The dbadmin tool implements playbooks to support common replicated database administration functions for Postgres, including:

  • Terraforming instances
  • Configuring Postgres failover clusters and backup using repmgr and barman
  • Restoring a master node from a sqldump
  • Safely bringing up a failed master node as a standby
  • Setting up a staging server that contains a snapshot of master server's data

dbadmin is designed to work with Google Compute Engine only. Vagrant support is as yet untested.

Requirements

  • Debian jessie
  • git
  • gcloud gsutil

All other dependencies are automatically pulled in when running dbadmin.py bootstrap. These dependencies include:

  • Downloaded Binaries: terraform
  • Apt Dependencies: gcsutil barman repmgr postgres-9.6 python-2.7 python-pip
  • Pip Dependencies: ansible pystache psycopg2 pexpect

Additionally, the instance in which dbadmin runs should have a service account with the following permissions enabled:

  • Service Account Actor
  • Project Owner
  • ???

Details of the Project

The dbadmin tool generates playbooks that define the sequence of steps needed for handling various administrative operations from pre-defined templates and executes them using ansible-playbook. All generated playbooks, configuration files, terraform files reside within the .dbadmin directory created under the home directory of the caller. Note that subsequent runs of the dbadmin tool may alter the contents of the .dbadmin directory as the tool is run; as such, contents of the .dbadmin directory should not be relied upon for any reason. Within the templates, contents within <[ and ]> are meant to be replaced by the dbadmin tool during its rendering process.

The functionality of the tool for each of the supported commands is described below.

dbadmin.py bootstrap

The bootstrapfunction assumes the least in terms of available dependencies, and explicitly installs the minimum needed for the tool to get going. This includes installing python-2.7, ansible, terraform and other dependencies required to render templates and run playbooks. It then generates the .dbadmin/playbooks/boostrap_admin.yml file from the templates/bootstrap_admin.yml file using commandline flags and environment variables, and executes the playbook using ansible-playbook. This creates the directories under .dbadmin that are expected by subsequent steps and configures gcloud to start using the provided service account for its operations.
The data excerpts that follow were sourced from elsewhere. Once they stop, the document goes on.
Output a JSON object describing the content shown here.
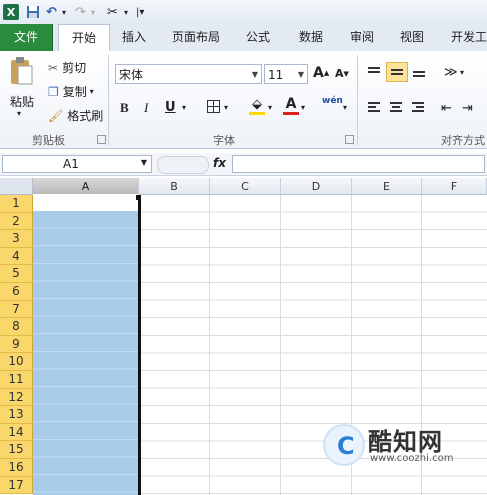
{
  "quick_access": {
    "logo": "X"
  },
  "tabs": [
    "文件",
    "开始",
    "插入",
    "页面布局",
    "公式",
    "数据",
    "审阅",
    "视图",
    "开发工"
  ],
  "clipboard": {
    "paste": "粘贴",
    "cut": "剪切",
    "copy": "复制",
    "format_painter": "格式刷",
    "group": "剪贴板"
  },
  "font": {
    "name": "宋体",
    "size": "11",
    "bold": "B",
    "italic": "I",
    "underline": "U",
    "color_letter": "A",
    "grow": "A",
    "shrink": "A",
    "phonetic": "wén",
    "group": "字体"
  },
  "alignment": {
    "group": "对齐方式"
  },
  "formula_bar": {
    "name_box": "A1",
    "fx": "fx",
    "value": ""
  },
  "grid": {
    "columns": [
      "A",
      "B",
      "C",
      "D",
      "E",
      "F"
    ],
    "rows": [
      "1",
      "2",
      "3",
      "4",
      "5",
      "6",
      "7",
      "8",
      "9",
      "10",
      "11",
      "12",
      "13",
      "14",
      "15",
      "16",
      "17"
    ],
    "selected_column": "A",
    "active_cell": "A1",
    "selection_color": "#a8cbea",
    "row_header_color": "#f9d76b"
  },
  "watermark": {
    "logo_letter": "C",
    "title": "酷知网",
    "url": "www.coozhi.com"
  },
  "colors": {
    "file_tab": "#2a8a3d",
    "font_color_bar": "#e02020",
    "fill_bar": "#ffd800"
  }
}
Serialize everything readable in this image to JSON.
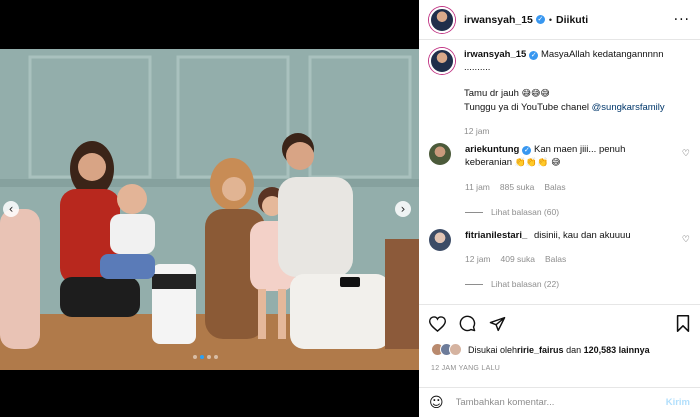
{
  "post": {
    "username": "irwansyah_15",
    "follow_status": "Diikuti",
    "separator": "•"
  },
  "media": {
    "prev_icon": "‹",
    "next_icon": "›",
    "dot_count": 4,
    "active_dot": 1
  },
  "caption": {
    "username": "irwansyah_15",
    "line1": "MasyaAllah kedatangannnnn ..........",
    "line2": "Tamu dr jauh",
    "line2_emoji": "😅😅😅",
    "line3_prefix": "Tunggu ya di YouTube chanel ",
    "line3_mention": "@sungkarsfamily",
    "time": "12 jam"
  },
  "comments": [
    {
      "username": "ariekuntung",
      "text": "Kan maen jiii... penuh keberanian",
      "emoji": "👏👏👏 😅",
      "time": "11 jam",
      "likes": "885 suka",
      "reply": "Balas",
      "view_replies": "Lihat balasan (60)"
    },
    {
      "username": "fitrianilestari_",
      "text": "disinii, kau dan akuuuu",
      "emoji": "",
      "time": "12 jam",
      "likes": "409 suka",
      "reply": "Balas",
      "view_replies": "Lihat balasan (22)"
    }
  ],
  "likes_line": {
    "prefix": "Disukai oleh ",
    "user": "ririe_fairus",
    "middle": " dan ",
    "count": "120,583 lainnya"
  },
  "posted_ago": "12 JAM YANG LALU",
  "add_comment": {
    "placeholder": "Tambahkan komentar...",
    "post_label": "Kirim",
    "emoji_icon": "☺"
  },
  "icons": {
    "more": "···",
    "heart_small": "♡"
  },
  "colors": {
    "accent": "#3897f0",
    "post_disabled": "#b2dffc",
    "muted": "#8e8e8e"
  }
}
dbadmin.py terraform-instances

The terraform-instances function terraforms instances according to the provided arguments that specify the region, zone, machine type, disk type, disk size and optionally the replica hostname prefix, the number of replicas and the staging server hostname. It then generates the .dbadmin/playbooks/terraform_instances.yml file from the templates/terraform_instances.yml file using commandline flags and environment variables, and executes the playbook using ansible-playbook. This creates the instances using the terraform tool, configures ssh access to them and creates a .dbadmin/terraform.tfstate file which would be needed by subsequent terraform calls to have a map of the current state of the setup. Hence it is important to keep this file safe.

Example:

  • To set up the barman server and three replicas including one master and two standbys, please do dbadmin/dbadmin.py terraform-instances --project_id <project_id> --zone <zone> --region <region> --disk_type <disk type> --disk_size <disk size> --num_replicas=3.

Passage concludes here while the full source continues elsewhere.